Keycloak with Docker
- Copy example env files and edit
env.d/backend (set PUBLIC_URL, OIDC issuer URLs, client id/secret). - Start with Keycloak:
docker compose -f docker-compose.yml -f docker-compose-keycloak.yml up -d - Create a user in Keycloak Admin and assign client roles under the
nebula-commander client: system-admin, network-owner, or user.
Zero-touch Keycloak
The project provides a custom Keycloak image that imports the realm and theme at startup. Build the image (see Installation: Docker and docker/keycloak), set the same OIDC variables in env.d/backend, and start the stack. No manual realm creation is required; create users and assign roles in the Admin console.
Manual Keycloak setup
If you do not use the zero-touch image, create the realm and client in Keycloak:
- Client type: OpenID Connect, confidential, standard flow.
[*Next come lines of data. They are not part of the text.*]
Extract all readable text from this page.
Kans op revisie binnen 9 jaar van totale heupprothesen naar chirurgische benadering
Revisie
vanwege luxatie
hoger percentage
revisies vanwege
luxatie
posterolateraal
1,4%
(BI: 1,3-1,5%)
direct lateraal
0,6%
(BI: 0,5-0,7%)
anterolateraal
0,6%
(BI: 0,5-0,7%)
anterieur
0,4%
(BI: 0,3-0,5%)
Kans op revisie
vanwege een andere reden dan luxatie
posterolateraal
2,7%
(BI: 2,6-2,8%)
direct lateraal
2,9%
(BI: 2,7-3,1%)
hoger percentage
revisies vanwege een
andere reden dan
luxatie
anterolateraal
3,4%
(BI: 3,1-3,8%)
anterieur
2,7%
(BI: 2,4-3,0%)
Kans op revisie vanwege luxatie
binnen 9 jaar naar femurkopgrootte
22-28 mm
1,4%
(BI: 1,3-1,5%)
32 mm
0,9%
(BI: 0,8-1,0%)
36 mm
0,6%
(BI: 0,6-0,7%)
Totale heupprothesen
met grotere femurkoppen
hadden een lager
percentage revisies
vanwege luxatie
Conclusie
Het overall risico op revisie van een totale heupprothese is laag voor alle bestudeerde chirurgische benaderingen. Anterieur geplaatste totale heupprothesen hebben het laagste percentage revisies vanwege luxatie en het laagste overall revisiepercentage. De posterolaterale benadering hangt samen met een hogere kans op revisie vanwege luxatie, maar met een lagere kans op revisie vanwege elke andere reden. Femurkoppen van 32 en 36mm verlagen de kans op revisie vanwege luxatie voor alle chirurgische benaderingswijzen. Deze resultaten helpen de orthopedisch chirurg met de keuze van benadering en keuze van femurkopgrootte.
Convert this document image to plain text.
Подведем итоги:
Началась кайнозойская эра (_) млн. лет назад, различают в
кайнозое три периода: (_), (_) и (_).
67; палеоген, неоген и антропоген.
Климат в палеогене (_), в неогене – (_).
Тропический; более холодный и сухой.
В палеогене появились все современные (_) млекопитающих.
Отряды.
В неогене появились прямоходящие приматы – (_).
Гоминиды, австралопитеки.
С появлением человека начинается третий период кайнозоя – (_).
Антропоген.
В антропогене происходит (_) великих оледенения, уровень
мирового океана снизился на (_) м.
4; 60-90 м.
- Valid redirect URI: your PUBLIC_URL +
/api/auth/callback. - Valid post-logout redirect URIs: PUBLIC_URL +
/*. - Web origins: your PUBLIC_URL.
- Create client roles:
system-admin, network-owner, user. Assign them to users via Role mapping.
Then set the client secret in env.d/backend.
Backend cannot reach Keycloak
The backend talks to Keycloak on the Docker network. Use the container port in NEBULA_COMMANDER_OIDC_ISSUER_URL (e.g. http://keycloak:8080/realms/nebula-commander), not the host-mapped port. Use the host port or FQDN only in NEBULA_COMMANDER_OIDC_PUBLIC_ISSUER_URL and in NEBULA_COMMANDER_PUBLIC_URL.
External OIDC provider
Use the same variables. In the provider, set redirect URI to PUBLIC_URL + /api/auth/callback, client type Confidential, grant type Authorization Code. Set OIDC_ISSUER_URL and OIDC_PUBLIC_ISSUER_URL to the provider’s issuer URL (often the same). Run without the Keycloak compose file.
Roles and permissions
- system-admin – Manage users; view all networks/nodes with limited data; delete networks/nodes (with reauth); request access grants from owners.
- network-owner – Create and manage networks, nodes, invitations, node requests, and access; set default node parameters and auto-approval.
- user – Access only what network owners grant; request nodes and higher access.
See the repository docker/README for detailed RBAC and permission features.